Brian’s Blog: Take My Zucchini, Please!
Believe it or not, it's "Sneak Some Zucchini On To Your Neighbors Porch Day". I've been there, done that, sort of.
Pennsylvanian Tom Roy created this holiday to encourage sharing zucchini. "Due to the overzealous planting of zucchini, citizens are asked to drop off baskets of the squash on neighbors' doorsteps."
This brings back a lot of memories. One summer when I was in college, my Dad planted this HUGE garden. He planted it on some creek bottom land that was part of our farm's home place. We had run our horses and a few calves on this piece of ground for years, so natural fertilizer had been well worked into the soil.
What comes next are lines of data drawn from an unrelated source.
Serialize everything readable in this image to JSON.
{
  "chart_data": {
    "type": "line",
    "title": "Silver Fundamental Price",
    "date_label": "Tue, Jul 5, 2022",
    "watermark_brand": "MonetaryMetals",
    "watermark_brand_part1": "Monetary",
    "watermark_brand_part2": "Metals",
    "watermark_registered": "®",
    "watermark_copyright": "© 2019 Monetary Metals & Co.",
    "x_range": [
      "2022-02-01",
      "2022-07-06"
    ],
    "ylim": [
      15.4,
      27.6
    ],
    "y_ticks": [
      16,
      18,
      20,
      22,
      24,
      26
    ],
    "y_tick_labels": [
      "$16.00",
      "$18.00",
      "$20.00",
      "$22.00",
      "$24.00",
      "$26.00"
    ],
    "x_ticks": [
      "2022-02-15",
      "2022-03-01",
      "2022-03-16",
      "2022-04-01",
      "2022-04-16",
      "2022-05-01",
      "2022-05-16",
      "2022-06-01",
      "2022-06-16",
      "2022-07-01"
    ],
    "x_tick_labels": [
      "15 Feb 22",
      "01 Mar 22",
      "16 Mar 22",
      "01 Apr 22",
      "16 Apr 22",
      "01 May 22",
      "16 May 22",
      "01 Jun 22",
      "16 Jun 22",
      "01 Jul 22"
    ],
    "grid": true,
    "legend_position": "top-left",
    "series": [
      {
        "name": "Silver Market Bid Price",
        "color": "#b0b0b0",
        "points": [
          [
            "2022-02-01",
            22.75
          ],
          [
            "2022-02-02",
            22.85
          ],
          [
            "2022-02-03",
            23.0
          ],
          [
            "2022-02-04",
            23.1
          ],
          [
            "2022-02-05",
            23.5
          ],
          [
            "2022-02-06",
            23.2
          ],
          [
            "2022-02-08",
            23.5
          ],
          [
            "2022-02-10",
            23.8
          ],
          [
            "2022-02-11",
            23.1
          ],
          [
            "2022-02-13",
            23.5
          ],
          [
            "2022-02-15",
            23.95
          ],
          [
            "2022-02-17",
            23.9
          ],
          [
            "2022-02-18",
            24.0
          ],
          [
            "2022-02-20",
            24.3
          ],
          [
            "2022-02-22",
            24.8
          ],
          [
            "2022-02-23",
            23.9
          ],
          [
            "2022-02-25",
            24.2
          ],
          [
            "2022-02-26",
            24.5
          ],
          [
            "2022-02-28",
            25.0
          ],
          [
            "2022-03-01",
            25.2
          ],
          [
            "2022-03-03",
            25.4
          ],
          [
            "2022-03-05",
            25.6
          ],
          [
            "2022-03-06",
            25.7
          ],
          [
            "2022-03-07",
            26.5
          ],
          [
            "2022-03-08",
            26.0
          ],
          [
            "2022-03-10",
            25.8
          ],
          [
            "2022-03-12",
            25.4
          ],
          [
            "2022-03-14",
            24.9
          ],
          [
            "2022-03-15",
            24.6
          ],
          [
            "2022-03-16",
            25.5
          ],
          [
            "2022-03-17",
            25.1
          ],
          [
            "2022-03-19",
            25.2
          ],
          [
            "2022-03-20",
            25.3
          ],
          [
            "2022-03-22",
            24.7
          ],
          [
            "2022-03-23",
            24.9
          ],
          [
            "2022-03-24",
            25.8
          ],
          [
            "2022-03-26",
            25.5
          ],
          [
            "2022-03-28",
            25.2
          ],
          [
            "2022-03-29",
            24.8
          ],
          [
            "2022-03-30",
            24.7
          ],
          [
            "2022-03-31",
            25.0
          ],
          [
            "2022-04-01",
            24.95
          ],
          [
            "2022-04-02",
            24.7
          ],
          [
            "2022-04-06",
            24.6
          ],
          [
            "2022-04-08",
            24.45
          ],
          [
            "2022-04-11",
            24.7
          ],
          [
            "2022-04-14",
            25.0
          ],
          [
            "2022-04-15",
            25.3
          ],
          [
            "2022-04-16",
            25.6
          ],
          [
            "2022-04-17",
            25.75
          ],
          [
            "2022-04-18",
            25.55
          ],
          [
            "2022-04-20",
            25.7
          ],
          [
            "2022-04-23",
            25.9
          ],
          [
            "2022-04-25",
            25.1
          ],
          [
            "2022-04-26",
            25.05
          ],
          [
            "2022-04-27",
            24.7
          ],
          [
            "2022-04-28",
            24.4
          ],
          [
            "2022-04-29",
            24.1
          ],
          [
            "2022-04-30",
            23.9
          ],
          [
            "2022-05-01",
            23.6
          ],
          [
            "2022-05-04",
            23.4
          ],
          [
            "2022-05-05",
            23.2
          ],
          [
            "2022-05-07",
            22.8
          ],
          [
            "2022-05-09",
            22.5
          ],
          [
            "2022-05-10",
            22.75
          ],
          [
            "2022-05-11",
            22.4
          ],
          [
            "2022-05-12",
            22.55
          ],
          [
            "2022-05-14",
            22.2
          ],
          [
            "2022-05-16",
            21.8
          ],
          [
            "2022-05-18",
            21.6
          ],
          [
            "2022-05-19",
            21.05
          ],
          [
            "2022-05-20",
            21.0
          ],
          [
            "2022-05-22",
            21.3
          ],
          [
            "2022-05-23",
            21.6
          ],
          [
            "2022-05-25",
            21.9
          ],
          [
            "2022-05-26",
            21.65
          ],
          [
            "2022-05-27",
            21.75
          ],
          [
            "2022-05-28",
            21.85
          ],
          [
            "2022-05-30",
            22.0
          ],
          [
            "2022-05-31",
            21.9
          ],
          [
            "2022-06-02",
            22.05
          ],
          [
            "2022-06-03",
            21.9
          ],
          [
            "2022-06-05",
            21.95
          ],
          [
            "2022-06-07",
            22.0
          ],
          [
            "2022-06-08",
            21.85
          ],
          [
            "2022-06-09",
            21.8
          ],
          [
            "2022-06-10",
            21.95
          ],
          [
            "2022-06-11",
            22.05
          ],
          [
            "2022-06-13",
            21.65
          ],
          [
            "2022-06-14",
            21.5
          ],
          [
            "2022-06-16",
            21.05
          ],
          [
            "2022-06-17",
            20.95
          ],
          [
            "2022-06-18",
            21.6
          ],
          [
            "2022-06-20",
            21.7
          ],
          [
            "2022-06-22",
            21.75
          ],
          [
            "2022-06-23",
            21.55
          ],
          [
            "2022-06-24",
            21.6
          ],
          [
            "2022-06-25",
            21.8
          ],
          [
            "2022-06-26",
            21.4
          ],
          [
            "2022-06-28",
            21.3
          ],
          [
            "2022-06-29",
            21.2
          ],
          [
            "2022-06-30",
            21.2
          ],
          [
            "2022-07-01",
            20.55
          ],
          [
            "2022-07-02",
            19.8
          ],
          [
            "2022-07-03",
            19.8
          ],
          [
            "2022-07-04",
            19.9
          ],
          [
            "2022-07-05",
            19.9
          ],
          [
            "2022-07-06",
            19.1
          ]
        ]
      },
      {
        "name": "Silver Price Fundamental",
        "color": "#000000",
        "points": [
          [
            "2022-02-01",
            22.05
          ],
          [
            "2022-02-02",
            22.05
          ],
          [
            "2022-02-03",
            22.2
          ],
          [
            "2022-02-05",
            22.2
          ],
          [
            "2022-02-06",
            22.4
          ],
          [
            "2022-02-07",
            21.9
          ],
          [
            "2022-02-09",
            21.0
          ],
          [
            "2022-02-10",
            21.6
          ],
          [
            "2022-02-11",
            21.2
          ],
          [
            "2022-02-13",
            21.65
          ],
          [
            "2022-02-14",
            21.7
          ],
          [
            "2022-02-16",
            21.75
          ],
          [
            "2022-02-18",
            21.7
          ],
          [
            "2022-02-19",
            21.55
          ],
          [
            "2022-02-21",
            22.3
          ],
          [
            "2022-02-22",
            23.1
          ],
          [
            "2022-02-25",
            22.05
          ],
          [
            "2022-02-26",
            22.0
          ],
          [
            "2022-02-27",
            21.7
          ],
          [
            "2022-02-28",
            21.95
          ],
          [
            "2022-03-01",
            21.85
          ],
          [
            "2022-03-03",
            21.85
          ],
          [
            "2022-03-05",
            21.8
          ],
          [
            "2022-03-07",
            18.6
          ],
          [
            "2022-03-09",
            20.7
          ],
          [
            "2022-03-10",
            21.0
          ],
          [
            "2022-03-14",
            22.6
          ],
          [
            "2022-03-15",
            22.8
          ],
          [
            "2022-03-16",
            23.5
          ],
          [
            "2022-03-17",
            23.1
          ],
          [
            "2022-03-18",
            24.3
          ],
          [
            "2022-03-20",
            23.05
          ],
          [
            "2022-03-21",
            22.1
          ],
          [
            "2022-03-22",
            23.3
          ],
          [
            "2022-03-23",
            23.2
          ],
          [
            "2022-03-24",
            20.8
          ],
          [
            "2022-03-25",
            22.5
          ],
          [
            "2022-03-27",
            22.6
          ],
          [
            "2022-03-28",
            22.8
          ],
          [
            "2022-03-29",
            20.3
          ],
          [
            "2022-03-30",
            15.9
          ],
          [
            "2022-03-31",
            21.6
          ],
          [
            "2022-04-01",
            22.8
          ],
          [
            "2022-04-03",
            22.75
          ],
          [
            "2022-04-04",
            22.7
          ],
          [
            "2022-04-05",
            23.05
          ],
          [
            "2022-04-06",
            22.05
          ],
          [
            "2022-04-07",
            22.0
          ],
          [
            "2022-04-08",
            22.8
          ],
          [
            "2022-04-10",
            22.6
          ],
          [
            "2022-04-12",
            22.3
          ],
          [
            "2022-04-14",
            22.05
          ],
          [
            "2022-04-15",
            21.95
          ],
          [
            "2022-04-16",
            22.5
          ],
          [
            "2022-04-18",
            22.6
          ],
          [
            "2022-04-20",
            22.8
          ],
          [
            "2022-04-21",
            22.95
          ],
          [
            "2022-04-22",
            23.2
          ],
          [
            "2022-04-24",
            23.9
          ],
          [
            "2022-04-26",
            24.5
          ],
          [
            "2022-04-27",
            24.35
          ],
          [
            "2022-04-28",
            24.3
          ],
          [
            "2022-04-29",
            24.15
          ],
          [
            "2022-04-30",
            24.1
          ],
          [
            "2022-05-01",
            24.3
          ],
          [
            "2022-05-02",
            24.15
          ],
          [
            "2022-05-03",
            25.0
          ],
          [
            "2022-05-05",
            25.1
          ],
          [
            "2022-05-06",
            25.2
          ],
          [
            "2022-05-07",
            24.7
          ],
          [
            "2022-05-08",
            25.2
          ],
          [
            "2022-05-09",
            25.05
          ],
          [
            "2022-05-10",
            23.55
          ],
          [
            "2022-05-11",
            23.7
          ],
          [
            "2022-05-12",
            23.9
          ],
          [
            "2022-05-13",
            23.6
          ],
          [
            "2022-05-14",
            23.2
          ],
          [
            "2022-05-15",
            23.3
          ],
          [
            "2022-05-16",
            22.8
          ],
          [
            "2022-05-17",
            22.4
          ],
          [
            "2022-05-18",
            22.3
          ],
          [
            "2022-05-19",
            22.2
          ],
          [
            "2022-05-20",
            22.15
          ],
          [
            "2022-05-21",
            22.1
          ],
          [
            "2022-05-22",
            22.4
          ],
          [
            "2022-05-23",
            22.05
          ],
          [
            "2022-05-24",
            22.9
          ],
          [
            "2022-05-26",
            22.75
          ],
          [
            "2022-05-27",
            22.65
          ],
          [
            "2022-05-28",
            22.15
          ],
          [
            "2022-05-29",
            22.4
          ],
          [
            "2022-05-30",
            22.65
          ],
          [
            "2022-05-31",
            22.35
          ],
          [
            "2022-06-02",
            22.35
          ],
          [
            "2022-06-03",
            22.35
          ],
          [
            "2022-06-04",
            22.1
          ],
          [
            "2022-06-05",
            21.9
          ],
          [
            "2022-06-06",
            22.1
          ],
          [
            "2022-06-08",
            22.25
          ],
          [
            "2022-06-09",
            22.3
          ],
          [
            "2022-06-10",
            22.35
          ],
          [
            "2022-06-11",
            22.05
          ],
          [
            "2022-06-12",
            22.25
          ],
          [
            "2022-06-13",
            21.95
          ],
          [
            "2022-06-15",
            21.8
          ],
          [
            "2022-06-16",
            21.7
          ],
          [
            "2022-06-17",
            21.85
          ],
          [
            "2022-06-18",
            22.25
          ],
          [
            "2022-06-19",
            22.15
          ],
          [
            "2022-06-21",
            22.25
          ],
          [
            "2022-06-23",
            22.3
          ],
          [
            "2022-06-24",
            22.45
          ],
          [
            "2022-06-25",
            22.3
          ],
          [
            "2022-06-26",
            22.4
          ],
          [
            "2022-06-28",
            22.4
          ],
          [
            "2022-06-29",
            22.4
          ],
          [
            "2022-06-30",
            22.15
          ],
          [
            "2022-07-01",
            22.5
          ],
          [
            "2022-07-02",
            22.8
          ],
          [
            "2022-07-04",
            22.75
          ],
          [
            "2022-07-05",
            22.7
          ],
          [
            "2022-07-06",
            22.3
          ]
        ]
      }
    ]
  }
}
Combining that with ample watering from our pasture irrigation source, this garden was beyond prolific.
My Dad created a problem for himself. He planted eight hills of zucchini. Now, anyone that has ever grown zucchini knows that that will grow way too much. Couple that with good fertilizer, regular watering, and a hot Yakima Valley summer, and you have a recipe for a zucchini apocalypse!
It was the job of my brother and I to thin out the squash on a daily basis, picking them when they were young and tender. The amount was so vast, our friends and neighbors quit being polite when we came to share the bounty. "Enough", they cried! "Take it somewhere else!"
On top of that, if you miss the occasional individual zucchini when thinning, and they grow under the conditions I've described, I swear they will grow a foot a day. My brother and I took some of these big, green squash out of the garden that were actually as big as my thigh. Our solution, throw them into a tributary of Toppenish Creek that ran through our property so they would float away. We got away with it until the farmer a mile downstream called our Dad to ask him why these "damn big zucchini" were clogging up his irrigation diversion dam!
I guess that was our version of sneaking it on to our neighbors porch! And you know, to this day I still like zucchini! Well, a little anyway.
So I challenge you today to sneak some zucchini onto your neighbor's porch. Just don't get caught!